The answer matters because Europe’s resilience agenda is expensive. Hardening supply chains, investing in infrastructure, reducing energy vulnerability, supporting strategic industries and rebuilding defense capacity all require money. And that money will come from somewhere — taxes, borrowing, spending cuts or a combination of all three. None of those options is painless.
At the same time, the public is already under strain. Households remain sensitive to food, housing and energy costs. Industry wants lower prices and fewer regulatory burdens. Workers want security, not just growth statistics. If European leaders frame resilience as an elite project for boardrooms and ministries, they risk missing the social dimension that will determine whether the strategy survives contact with voters.
That makes the politics especially delicate.

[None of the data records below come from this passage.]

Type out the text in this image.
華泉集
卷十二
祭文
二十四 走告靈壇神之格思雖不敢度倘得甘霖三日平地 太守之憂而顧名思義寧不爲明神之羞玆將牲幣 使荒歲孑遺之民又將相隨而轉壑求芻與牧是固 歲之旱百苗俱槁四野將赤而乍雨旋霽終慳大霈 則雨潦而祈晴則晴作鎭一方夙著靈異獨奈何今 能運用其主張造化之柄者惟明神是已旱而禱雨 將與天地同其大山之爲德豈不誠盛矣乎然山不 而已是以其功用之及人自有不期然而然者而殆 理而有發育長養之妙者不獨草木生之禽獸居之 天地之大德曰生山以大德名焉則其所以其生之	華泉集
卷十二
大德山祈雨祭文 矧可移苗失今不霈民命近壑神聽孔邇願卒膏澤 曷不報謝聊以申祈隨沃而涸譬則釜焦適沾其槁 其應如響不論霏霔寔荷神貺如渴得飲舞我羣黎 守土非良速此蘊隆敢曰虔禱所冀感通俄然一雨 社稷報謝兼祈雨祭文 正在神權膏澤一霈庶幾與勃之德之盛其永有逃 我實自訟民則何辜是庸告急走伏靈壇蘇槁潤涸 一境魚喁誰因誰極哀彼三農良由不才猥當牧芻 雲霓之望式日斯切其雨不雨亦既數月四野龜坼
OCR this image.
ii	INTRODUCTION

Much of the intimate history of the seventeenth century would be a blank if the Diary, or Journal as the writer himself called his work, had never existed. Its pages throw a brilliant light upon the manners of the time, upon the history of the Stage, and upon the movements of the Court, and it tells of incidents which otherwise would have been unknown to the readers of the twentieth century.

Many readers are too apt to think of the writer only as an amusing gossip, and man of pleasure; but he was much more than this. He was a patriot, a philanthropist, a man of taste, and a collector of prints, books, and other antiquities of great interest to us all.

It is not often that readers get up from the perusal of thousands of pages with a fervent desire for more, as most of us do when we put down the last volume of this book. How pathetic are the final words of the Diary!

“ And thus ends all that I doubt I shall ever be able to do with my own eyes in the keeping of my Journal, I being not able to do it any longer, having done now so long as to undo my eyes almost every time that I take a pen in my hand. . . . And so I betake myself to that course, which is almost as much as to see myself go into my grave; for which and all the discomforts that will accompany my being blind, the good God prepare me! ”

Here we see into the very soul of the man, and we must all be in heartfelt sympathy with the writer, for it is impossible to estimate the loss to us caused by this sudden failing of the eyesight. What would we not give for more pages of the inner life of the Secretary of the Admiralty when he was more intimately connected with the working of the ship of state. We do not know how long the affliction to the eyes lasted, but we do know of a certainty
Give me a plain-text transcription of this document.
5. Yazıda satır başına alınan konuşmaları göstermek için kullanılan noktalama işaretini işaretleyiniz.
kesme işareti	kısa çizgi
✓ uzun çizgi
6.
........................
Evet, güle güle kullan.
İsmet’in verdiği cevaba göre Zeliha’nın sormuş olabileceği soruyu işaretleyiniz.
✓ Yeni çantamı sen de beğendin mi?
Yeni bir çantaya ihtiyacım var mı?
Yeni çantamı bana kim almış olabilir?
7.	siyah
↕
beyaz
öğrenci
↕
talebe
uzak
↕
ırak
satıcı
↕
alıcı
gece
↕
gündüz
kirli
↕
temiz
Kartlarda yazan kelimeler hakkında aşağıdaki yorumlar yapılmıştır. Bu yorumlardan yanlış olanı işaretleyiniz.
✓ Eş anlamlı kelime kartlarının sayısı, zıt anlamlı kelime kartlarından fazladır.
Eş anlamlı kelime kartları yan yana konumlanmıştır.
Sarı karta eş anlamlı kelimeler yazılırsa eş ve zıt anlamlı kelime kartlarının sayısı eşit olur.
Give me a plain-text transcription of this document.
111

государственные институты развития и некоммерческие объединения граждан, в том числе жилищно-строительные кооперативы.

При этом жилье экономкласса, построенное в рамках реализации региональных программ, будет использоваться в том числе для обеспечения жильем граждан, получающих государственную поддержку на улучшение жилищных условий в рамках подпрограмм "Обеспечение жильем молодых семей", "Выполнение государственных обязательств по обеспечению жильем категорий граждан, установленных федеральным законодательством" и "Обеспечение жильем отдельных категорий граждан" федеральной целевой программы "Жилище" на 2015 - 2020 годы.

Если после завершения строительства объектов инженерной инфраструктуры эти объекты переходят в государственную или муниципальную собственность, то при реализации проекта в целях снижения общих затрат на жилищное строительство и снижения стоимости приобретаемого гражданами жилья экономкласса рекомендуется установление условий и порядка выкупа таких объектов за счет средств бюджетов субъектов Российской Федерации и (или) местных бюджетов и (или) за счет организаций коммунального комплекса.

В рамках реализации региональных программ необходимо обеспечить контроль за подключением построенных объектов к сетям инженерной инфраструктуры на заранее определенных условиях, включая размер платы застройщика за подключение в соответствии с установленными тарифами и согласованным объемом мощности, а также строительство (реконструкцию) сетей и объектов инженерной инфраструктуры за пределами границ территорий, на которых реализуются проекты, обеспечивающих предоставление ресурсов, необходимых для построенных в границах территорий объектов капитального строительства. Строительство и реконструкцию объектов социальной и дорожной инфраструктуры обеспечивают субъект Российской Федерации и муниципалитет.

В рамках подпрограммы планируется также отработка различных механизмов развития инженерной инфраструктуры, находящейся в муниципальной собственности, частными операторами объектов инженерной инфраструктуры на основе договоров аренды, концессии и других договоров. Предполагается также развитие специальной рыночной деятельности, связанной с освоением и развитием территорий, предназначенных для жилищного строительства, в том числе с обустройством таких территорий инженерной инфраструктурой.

Governments want to reassure business without appearing to neglect welfare. They want to defend open markets while shielding critical sectors from foreign pressure. They want faster investment without blowing up fiscal discipline. These objectives are not impossible, but they are increasingly in tension.
The deeper issue is whether Europe can build a new economic model that feels protective without becoming stagnant. If resilience is just another label for higher costs and slower growth, the public backlash will be swift. But if Brussels and national capitals can show that security, jobs and innovation are linked, Europe may yet turn crisis into a workable social contract for a more dangerous era.